Peptech today upgraded its forecast for full year net profit after tax by 18 per cent from a range of AUD$18 - $21 million to a range of $22 - $24 million for the year ending 30 September 2005.

The profit guidance upgrade was deemed necessary after Peptech reviewed its revenue streams and programs and considered substantial costs savings stemming from the company's move from North Ryde to Macquarie Park in Sydney.

The newly leased premises have resulted in the company being able to internalise activities including antibody production and external and regulatory consultancy that it had previously expected to outsource, according to Bridges.
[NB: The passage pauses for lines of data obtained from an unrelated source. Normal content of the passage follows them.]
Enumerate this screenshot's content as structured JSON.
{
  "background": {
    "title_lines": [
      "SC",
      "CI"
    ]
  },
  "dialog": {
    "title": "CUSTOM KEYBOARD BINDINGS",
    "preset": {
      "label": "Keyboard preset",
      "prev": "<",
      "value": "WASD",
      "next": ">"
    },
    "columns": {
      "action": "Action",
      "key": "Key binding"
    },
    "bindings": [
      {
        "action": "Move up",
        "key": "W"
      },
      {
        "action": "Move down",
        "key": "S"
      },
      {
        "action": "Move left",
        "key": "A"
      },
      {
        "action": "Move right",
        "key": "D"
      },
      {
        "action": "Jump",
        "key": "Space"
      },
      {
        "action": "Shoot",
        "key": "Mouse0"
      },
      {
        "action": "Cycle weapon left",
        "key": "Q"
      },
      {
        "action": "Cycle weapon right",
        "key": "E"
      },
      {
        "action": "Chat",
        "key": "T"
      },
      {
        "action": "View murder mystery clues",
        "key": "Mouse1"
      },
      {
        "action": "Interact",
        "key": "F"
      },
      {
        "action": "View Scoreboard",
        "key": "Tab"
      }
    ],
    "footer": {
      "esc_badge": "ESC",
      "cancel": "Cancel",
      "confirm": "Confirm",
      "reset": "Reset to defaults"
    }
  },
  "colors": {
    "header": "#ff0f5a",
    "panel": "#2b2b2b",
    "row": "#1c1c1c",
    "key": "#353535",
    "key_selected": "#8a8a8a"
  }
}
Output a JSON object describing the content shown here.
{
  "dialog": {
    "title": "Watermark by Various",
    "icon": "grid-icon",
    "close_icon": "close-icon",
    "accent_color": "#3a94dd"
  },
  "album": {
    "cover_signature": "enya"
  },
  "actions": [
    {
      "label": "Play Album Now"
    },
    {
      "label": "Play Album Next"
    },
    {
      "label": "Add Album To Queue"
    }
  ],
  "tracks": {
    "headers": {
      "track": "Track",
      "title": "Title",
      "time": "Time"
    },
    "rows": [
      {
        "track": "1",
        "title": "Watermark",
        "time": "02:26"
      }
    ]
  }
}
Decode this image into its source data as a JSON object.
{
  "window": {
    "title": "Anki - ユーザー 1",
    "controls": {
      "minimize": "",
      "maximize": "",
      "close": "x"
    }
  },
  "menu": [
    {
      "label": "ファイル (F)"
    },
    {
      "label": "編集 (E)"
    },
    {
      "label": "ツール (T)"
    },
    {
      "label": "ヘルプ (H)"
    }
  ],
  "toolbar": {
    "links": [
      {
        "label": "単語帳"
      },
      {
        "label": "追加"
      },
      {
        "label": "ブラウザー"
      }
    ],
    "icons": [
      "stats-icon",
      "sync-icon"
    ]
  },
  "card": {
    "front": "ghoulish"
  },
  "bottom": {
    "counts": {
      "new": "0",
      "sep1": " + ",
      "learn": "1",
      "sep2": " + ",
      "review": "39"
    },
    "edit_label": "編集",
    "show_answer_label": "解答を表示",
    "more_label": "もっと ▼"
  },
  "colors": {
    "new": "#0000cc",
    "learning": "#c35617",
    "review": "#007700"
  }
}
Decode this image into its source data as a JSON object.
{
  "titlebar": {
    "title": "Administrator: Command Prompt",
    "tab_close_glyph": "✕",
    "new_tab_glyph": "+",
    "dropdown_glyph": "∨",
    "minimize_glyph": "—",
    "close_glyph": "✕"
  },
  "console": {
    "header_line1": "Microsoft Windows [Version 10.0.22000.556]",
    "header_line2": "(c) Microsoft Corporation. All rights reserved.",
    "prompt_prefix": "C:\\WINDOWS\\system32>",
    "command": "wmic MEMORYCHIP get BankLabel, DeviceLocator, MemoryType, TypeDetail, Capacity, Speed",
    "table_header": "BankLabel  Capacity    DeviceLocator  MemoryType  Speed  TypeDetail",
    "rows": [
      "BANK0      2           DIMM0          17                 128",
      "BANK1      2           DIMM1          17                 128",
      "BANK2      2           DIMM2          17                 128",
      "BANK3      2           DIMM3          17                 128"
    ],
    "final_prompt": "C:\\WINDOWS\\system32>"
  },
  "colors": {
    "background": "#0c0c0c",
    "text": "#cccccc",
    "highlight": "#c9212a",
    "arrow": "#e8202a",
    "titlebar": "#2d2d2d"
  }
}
"We've also seen an increase in anti-inflammatory (TNF) drug sales and animal health products are selling better than expected," said Bridges.

Peptech's settlement of its royalty dispute with Johnson & Johnson subsidiary Centocor over royalties from patents on Centocor's anti-TNF drug Remicade was included in its total revenues of $39.9 million for the half-year. This compared with $45.5 million in the previous corresponding period.

Royalties arising from the Centocor settlement boosted revenue from royalties in the period, up substantially from $0.7 million in 2004 to $32.9 million for this half-year.

Sales and licensing income was down for the period from $44 million in 2004 to $5.3 million in 2005. This was due to a one-off payment from the Abbott dispute settlement in the 2004 period, causing "somewhat of an aberration in last year's results" said Bridges.

"The licensing agreements to Remicade and Humira are both doing pretty well," said Bridges. "We've also been encouraged by two TNF drugs in development in house and we want to develop long term revenue from the TNF franchise."

Animal health sales increased by 136 per cent from $0.3 million in 2004 to $0.7 million in the 2005 period. This result reflected improved sales of the equine product Ovuplant and the first sales of the reversible male dog contraceptive Suprelorin.

"The next major focus is to get Superloin registered in the northern hemisphere," said Bridges, "within two to three years."